Forgetting someone’s name is a common mistake, especially if you just met for a few minutes and never saw each other for a long time. But deliberately getting it wrong and not double-checking for accuracy is another issue entirely.
Vogue made this mistake when they released their February issue featuring journalist and activist Noor Taghouri. She discovered that the magazine misnamed her Noor Bukhari, who is a Pakistani actress.
In an Instagram video, you’ll see Noor’s expression change from excitement to devastation when she first saw her spread. Not only is this a big no-no on Vogue‘s part, but it’s a slap in the face especially when she’s an activist fighting against misrepresentation. She said that this “is a constant problem if you are Muslim in America. And as much as I work to fight this, there are moments like this where I feel defeated.”
Noor also mentioned that this was not the first time it’s happened and how such incidents have endangered her life. Refinery29 cited that she was once misnamed as Noor Salman, the wife of the Pulse Nightclub shooter.
The magazine later issued an apology to Noor and edited the text online with an erratum.
Diet Prada weighed in on the faux pas, theorizing that Vogue “couldn’t see past the headscarf,” which both Tagouri and Bukhari wear.
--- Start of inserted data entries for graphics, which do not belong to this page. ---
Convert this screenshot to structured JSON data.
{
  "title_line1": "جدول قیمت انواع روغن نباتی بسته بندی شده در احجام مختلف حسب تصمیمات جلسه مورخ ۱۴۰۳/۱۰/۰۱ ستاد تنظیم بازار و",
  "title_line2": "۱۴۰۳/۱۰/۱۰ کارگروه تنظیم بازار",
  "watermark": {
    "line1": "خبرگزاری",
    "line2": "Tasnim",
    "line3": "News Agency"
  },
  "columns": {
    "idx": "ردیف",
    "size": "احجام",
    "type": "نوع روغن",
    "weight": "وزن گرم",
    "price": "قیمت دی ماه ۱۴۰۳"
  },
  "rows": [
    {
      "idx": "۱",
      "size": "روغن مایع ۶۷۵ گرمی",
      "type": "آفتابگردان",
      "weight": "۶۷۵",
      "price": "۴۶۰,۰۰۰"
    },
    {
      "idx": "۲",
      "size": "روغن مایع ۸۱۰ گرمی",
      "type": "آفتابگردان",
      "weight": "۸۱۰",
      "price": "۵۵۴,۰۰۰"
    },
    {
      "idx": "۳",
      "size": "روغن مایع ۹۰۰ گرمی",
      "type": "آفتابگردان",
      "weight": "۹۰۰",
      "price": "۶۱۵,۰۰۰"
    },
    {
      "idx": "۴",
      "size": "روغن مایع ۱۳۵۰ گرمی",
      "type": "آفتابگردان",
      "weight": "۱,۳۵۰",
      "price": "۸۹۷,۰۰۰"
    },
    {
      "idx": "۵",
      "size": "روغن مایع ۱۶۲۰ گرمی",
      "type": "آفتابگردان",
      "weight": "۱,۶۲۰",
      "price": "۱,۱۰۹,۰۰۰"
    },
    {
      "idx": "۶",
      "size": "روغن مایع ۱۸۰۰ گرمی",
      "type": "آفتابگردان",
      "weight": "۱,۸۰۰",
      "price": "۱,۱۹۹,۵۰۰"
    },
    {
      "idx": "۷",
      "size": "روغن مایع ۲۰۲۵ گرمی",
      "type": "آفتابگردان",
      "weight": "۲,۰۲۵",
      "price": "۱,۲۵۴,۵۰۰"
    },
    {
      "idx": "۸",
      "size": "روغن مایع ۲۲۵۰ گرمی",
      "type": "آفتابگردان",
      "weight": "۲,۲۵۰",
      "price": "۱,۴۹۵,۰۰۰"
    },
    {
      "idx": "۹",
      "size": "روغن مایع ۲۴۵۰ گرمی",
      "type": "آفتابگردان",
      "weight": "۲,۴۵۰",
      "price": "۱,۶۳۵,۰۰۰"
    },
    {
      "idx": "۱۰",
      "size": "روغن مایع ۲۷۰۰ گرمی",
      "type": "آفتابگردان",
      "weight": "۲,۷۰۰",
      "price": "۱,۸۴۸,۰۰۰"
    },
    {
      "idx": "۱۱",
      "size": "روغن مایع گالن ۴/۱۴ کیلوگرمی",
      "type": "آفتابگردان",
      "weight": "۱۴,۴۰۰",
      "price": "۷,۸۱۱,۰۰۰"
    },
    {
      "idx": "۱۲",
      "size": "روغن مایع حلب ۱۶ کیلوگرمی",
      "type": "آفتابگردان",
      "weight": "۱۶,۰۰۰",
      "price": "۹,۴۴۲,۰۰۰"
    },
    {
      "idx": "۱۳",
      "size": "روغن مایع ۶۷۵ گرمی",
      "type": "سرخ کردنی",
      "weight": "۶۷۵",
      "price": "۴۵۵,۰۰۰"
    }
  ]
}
If it’s true, it’s equally offensive because it’s like saying that all Muslims or people of Middle-Eastern descent are the same; it doesn’t matter if we get their names mixed up.
Despite this, Noor kept a positive mind and suggested that Vogue should “foster candid and open conversations about representation, culture, and intention.” She added, “When celebrating people of color and marginalized communities—meditate on your intention in doing so. Is it to fill a diversity quota? Or is it because you truly see the light, value, and strength in the communities that are rarely passed the mic.”
Let this be a learning curve for all publications to verify names before printing. You’ll never know who you’ll offend.